İki
                  yakın arkadaş, iki mapushane arkadaşı Nazım Hikmet 3
                  haziran 1963' de, Orhan Kemal 2 haziran 1970 de aramızdan ayrıldılar.
                  Her ikisi de sosyalizm uğruna ölünceye kadar mücadele
                  ettiler, eziyetler çektiler, hapis yattılar. Türkçe’
                  mizin en güzel eserlerini yarattılar. Emekçi halkımız
                  onları unutmayacaktır. . . 
                  
                  
                  
                  
                  Nazım
                  Hikmet’ in eserleri kerelerce yayınlandı. Hatta yalan yanlış
                  şeyler de yapıldı. Orhan Kemal’ in yazdığı 36 eser de
                  yayınlanmıştı ama mektupları gün yüzüne çıkmamıştı.
                  Son günlerin sevindirici haberi, Orhan Kemal’ in mektuplarının
                  kitaplaşması. Türk edebiyatı çok önemli bir eser daha
                  kazanıyor 
                  Mektuplarda
                  kalan anılar 
                  
                  
                  IŞIK
                  ÖĞÜTÇÜ
                  
                   
                   
                  
                   
                  Babamın
                  33'üncü ölüm yıldönümünde uzun süredir üzerinde çalıştığım
                  ''Mektuplar'' kitabından bir örnek vermek istiyorum. 
                  
                   
                   
                  
                   
                  Günümüzde
                  kimsenin kimseye mektup yazmadığı bir gerçek. İletişimin
                  son hızla yaygınlaştığı bir dönemde, kim oturup kâğıdı
                  kalemi eline alacak, duygularını, düşüncelerini, şehrini,
                  akrabalarını, evdeki hayvanları konu edinip de yazacak.

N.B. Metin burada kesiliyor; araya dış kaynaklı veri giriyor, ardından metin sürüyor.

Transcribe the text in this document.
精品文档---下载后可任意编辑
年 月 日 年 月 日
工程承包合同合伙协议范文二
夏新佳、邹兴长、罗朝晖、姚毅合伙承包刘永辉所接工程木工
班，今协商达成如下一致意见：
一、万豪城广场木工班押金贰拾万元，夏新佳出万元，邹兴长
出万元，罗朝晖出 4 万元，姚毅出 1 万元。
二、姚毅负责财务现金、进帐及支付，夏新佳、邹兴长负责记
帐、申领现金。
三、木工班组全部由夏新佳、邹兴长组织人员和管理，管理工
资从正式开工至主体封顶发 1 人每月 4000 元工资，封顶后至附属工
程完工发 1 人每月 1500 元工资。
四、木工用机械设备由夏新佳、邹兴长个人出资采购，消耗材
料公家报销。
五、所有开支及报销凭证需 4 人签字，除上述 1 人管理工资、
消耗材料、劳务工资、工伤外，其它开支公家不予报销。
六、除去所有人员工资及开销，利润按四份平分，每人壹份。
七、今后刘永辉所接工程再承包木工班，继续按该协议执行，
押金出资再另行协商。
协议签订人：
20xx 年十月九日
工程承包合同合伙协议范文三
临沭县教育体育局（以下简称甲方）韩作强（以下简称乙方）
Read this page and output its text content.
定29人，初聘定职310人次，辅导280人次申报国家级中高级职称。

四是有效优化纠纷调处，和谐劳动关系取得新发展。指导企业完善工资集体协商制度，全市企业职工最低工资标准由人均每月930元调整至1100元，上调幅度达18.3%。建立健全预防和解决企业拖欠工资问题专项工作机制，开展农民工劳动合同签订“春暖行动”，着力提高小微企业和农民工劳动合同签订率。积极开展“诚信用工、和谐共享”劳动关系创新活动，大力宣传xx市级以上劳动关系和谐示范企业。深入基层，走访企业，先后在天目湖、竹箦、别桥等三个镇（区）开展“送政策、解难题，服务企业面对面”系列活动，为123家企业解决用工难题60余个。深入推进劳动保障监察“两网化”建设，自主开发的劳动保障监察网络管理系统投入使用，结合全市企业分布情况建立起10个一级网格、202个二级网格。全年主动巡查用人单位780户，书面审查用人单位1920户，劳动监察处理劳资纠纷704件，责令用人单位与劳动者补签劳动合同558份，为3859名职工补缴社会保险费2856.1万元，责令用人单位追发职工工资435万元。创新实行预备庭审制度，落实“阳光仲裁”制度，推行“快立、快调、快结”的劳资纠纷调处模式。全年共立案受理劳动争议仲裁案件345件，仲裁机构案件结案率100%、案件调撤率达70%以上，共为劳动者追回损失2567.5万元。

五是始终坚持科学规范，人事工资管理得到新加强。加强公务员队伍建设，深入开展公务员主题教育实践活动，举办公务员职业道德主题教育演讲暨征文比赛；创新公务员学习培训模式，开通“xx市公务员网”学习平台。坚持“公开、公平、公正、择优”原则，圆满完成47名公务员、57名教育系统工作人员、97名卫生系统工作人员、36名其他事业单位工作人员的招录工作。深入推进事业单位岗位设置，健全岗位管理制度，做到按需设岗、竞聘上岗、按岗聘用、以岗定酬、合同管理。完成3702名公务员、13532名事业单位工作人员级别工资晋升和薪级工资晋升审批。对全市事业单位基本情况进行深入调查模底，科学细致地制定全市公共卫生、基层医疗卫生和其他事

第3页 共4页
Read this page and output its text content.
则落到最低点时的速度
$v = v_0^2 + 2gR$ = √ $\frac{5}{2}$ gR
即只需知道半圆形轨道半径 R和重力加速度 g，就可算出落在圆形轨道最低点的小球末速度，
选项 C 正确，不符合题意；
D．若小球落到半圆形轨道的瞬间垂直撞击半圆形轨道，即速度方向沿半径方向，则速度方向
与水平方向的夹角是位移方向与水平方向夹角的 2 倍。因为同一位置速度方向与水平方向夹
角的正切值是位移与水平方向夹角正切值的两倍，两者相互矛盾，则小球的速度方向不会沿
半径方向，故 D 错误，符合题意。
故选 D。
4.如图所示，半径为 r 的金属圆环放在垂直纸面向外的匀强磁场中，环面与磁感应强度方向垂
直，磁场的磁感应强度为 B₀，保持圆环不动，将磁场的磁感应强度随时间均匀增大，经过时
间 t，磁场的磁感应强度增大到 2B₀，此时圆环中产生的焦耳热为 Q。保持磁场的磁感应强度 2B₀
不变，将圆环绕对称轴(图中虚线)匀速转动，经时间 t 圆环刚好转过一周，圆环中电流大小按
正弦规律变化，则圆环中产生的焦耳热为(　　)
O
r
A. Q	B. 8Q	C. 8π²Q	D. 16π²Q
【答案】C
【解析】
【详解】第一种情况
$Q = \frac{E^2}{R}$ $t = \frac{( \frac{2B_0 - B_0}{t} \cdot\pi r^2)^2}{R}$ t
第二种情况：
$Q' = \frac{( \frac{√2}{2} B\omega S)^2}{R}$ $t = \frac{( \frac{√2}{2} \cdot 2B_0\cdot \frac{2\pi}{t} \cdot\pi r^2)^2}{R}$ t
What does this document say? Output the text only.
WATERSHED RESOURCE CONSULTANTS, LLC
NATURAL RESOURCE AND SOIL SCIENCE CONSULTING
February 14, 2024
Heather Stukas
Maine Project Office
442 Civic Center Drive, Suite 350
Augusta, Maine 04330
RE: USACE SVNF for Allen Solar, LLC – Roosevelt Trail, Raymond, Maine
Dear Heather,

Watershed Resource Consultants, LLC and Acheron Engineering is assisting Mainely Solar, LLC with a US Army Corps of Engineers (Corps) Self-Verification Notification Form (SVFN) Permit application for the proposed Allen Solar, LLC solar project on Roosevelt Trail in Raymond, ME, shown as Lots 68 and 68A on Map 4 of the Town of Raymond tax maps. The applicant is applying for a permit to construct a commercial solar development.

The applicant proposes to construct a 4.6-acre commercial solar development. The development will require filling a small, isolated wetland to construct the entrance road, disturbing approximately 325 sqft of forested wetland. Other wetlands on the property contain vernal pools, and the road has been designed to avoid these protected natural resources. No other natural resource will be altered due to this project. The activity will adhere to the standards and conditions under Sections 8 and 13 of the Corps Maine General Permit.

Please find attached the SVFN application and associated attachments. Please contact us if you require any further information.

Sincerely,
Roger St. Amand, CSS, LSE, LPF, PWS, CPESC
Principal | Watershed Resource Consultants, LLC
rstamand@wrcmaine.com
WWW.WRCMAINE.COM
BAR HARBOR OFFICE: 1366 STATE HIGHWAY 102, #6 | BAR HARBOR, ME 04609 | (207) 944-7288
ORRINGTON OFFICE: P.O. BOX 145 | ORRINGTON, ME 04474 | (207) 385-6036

                  Sonra yazdığın kâğıdı katla, zarfı hazırla, git
                  postaya at. Karşı tarafa bir haftada gitsin, mektubu alınca
                  zarfı açsın, okusun, yorumlasın, düşünsün ve de karşı
                  mektup yazma hazırlığına girişsin. Bu bugün böyle mi?
                  Numaraları çevir (telli veya tel'siz) karşı tarafın ''Alo''
                  sunu duy. Sonra başla konuşmaya, konu biterse de ''Eee,
                  daha daha nasılsın?'' diyerek uzat da uzat. Havaya konuş
                  gitsin. Veya internetten iki satır: Nasılsın? İyi misin?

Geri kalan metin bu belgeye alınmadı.